Фабрикант… Студент… Тюрьма… Все это причудливо соединялось в сознании Павла Карловича.

— Тпру-у-у! — закричал извозчик, тормозя у калитки обсерватории. — Сто-о-ой!

Позади тоже затормозили. Сани, видимо, остановились возле прохоровской продуктовой лавки. Там фонарь, очищенный от снега. Можно бы оглянуться и проверить: та ли лошадь, тот ли возница?

Павел Карлович не оглянулся: у филеров собачье чутье. Оглянуться — значит поощрить, вселить надежду, что напали на след. Пусть их усердствуют!
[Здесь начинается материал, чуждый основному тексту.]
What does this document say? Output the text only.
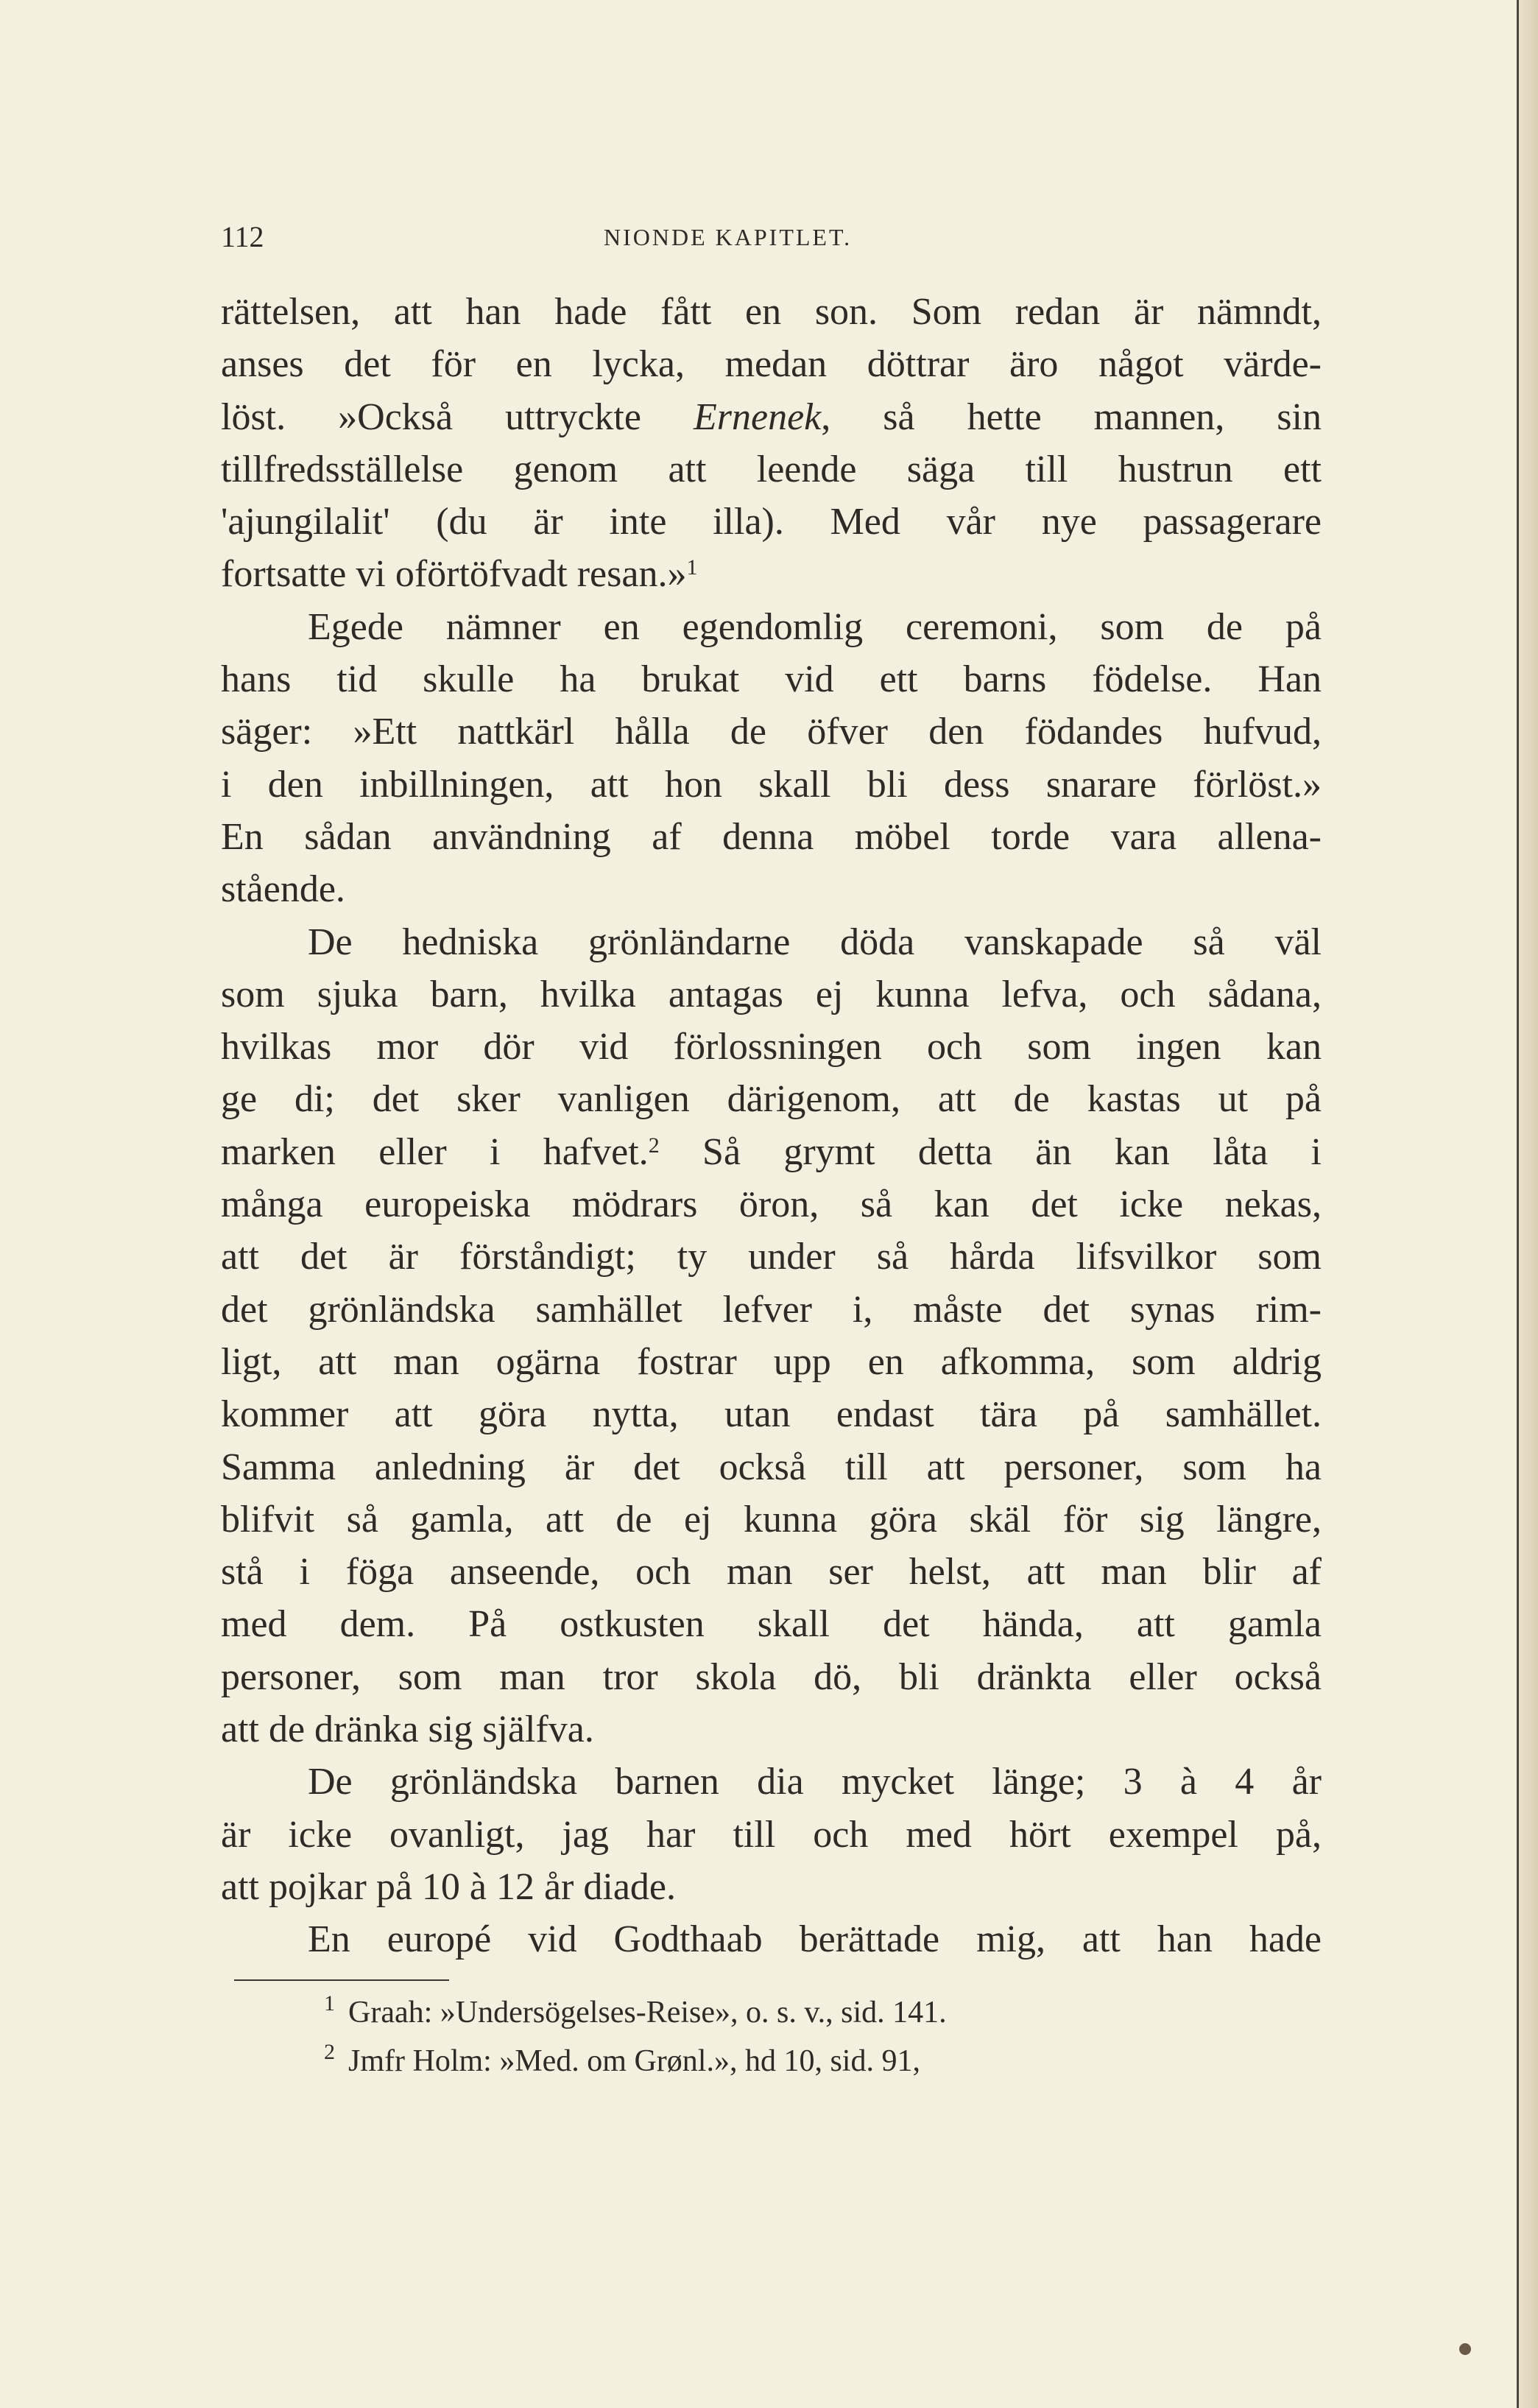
112	NIONDE KAPITLET.
rättelsen, att han hade fått en son. Som redan är nämndt,
anses det för en lycka, medan döttrar äro något värde-
löst. »Också uttryckte Ernenek, så hette mannen, sin
tillfredsställelse genom att leende säga till hustrun ett
'ajungilalit' (du är inte illa). Med vår nye passagerare
fortsatte vi oförtöfvadt resan.»$^1$
Egede nämner en egendomlig ceremoni, som de på
hans tid skulle ha brukat vid ett barns födelse. Han
säger: »Ett nattkärl hålla de öfver den födandes hufvud,
i den inbillningen, att hon skall bli dess snarare förlöst.»
En sådan användning af denna möbel torde vara allena-
stående.
De hedniska grönländarne döda vanskapade så väl
som sjuka barn, hvilka antagas ej kunna lefva, och sådana,
hvilkas mor dör vid förlossningen och som ingen kan
ge di; det sker vanligen därigenom, att de kastas ut på
marken eller i hafvet.$^2$ Så grymt detta än kan låta i
många europeiska mödrars öron, så kan det icke nekas,
att det är förståndigt; ty under så hårda lifsvilkor som
det grönländska samhället lefver i, måste det synas rim-
ligt, att man ogärna fostrar upp en afkomma, som aldrig
kommer att göra nytta, utan endast tära på samhället.
Samma anledning är det också till att personer, som ha
blifvit så gamla, att de ej kunna göra skäl för sig längre,
stå i föga anseende, och man ser helst, att man blir af
med dem. På ostkusten skall det hända, att gamla
personer, som man tror skola dö, bli dränkta eller också
att de dränka sig själfva.
De grönländska barnen dia mycket länge; 3 à 4 år
är icke ovanligt, jag har till och med hört exempel på,
att pojkar på 10 à 12 år diade.
En europé vid Godthaab berättade mig, att han hade
$^1$ Graah: »Undersögelses-Reise», o. s. v., sid. 141.
$^2$ Jmfr Holm: »Med. om Grønl.», hd 10, sid. 91,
Пусть попробуют что-либо найти, за что-нибудь зацепиться…

Приват-доцент Павел Карлович Штернберг откинул меховую полость, степенно сошел на мостовую, велел извозчику взять чемодан и властно постучал в калитку…

Во дворе обсерватории первым встретил Штернберга дворник.

— Вот и явились, вот и явились! — радостно проговорил Ульян.

Цезарь и Норма выбежали из темноты и запрыгали, каждый по-своему выражая чувства: Цезарь прыгал на грудь, звонко лаял, а Норма приседала и от избытка чувств повизгивала.

— Ну, как у нас? — нетерпеливо спросил Павел Карлович.

— Благодарствую, все, как надлежит, — доложил Ульян. Голос у него был хрипловатый: то ли от махорочных самокруток, то ли от водки, которой он не брезговал, если перепадала шальная копейка.